My father was an artist, and saw the world through those eyes – through music and books and photography and poetry. It is where he found his most profound emotions. The narratives of his stories and his connections to people were related to those things – his father reading him Robert Service poems, my mother playing him Bach and Beethoven as they were falling in love, Neil Young and Arlo Guthrie on the 8 track in a souped up van on one of the many road trips he took with his seven kids and wife.
The Latin masses he heard so many times as an alter boy that he could recite and sing them in the dark, as he did in the middle of the night recently from his bedside for my sister Amy and I. The room was dark and his eyes were closed as the words flowed out of his mouth, deeply, melodically, his hands moving up and down, left to right.
He never let you forget that the world was a fascinating place. Just listen to this stanza he would say while rewinding a tape to a particular moment he loved. Or listen to the way this sentence was composed, he’d say, before launching into a recital from whatever book he was reading that day. He would point out to me photographs that moved him – look at the way they used light and shadow, or the interesting was they framed the image. He loved originality.
He was an information junkie. There was no subject that did not interest him. He could talk to either senator or janitor. He always found a way to connect with someone. Whenever he would visit me I would find stacks of books throughout the house next to the various chairs he would sit in reading for hours at a time – old history textbooks, poetry anthologies, radical political tomes and scores of magazines.
As my father lay dying, I thought about all of the history, all of the stories that would die along with him. I thought about the dying off of his generation, the people of history that have seen the greatest changes take place in the course of just one century. I mean, my father lived during the time when one still bought ice off of a horse drawn cart.

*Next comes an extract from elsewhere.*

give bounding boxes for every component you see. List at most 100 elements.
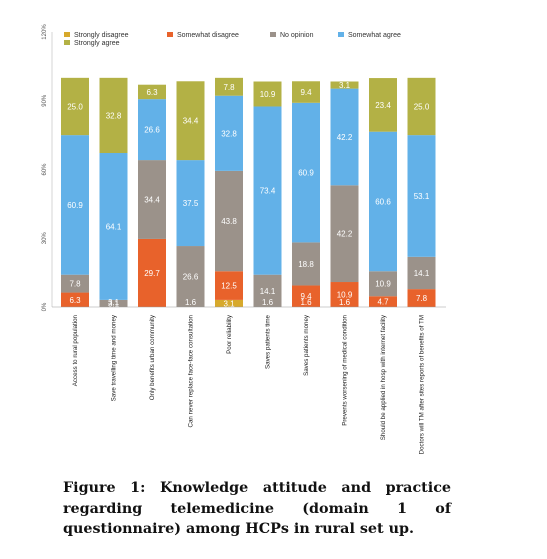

He saw the world through the most tremendous changes and it gave him a perspective that I and scores of others, never grew tired of listening to.
He also showed me what love was – the way he loved my mother was passionately, loyally and with so much devotion. And although my father had an adventurous and exciting life in the 40 years he lived before meeting my mother, he told me that his life did not really begin until he met my mother.
These are the things that I will miss the most, and the greatest legacy he gave to each one of his children and grandchildren. His are the eyes that I will continue to strive to see through. His are the ears I will continue to strive to listen through – to keep both eyes and ears wide open to all that is most beautiful on this earth and I will keep praising them, and praising him.